Yaron Amos Levi (ירון לוי; born 29 August 1981) is an Israeli politician currently serving as a member of the Knesset for Yesh Atid. He previously served as Deputy Mayor of Bat Yam.

== Biography ==
Yaron Levi was born in Bat Yam on 29 August 1981. Before entering politics, he was a member of the Israeli Judo team, and won both the Israel Judo Championship and the IJF Junior World Tour in 2000, before quitting in 2002 due to injuries.
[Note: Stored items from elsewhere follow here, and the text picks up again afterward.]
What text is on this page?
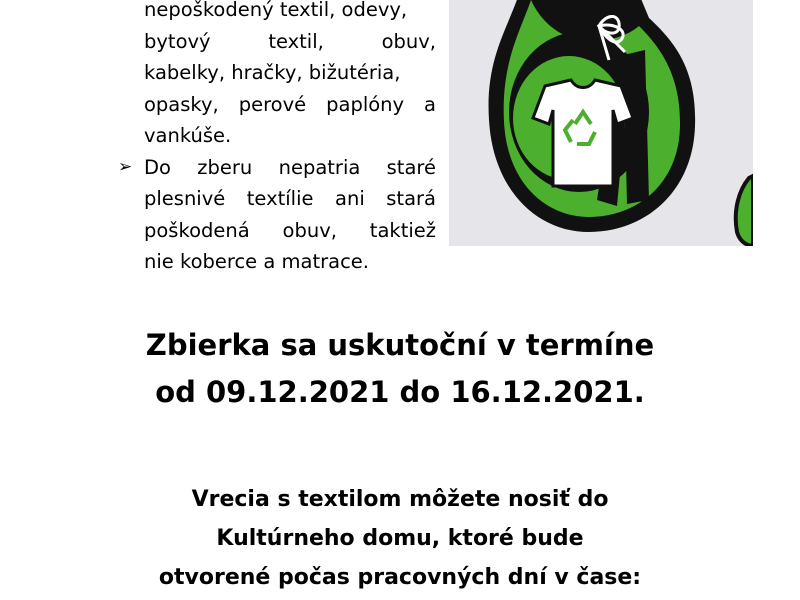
nepoškodený textil, odevy,
bytový textil, obuv,
kabelky, hračky, bižutéria,
opasky, perové paplóny a
vankúše.
➢ Do zberu nepatria staré
plesnivé textílie ani stará
poškodená obuv, taktiež
nie koberce a matrace.
Zbierka sa uskutoční v termíne
od 09.12.2021 do 16.12.2021.
Vrecia s textilom môžete nosiť do
Kultúrneho domu, ktoré bude
otvorené počas pracovných dní v čase:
In 2018, Levy was elected to the Bat Yam City Council as a member of Yesh Atid, and also served as its deputy Mayor, holding the Sports, Young Persons and Beaches portfolios. On 2021 Israeli legislative election, he was placed on 30th spot, but was not elected as Yesh Atid only won seventeen seats. Ahead of the 2022 Israeli legislative election, Levy was assigned the 26th spot on Yesh Atid's electoral list. He was not elected as the party won 24 seats, but entered the Knesset on 1 August 2023 after Orna Barbivai resigned to run for Mayor of Tel Aviv.

In May of 2026, Levi announced he would leave Yesh Atid after the 2026 election and would not seek re-election with the party.

== Personal life ==
Levi is married and has three children.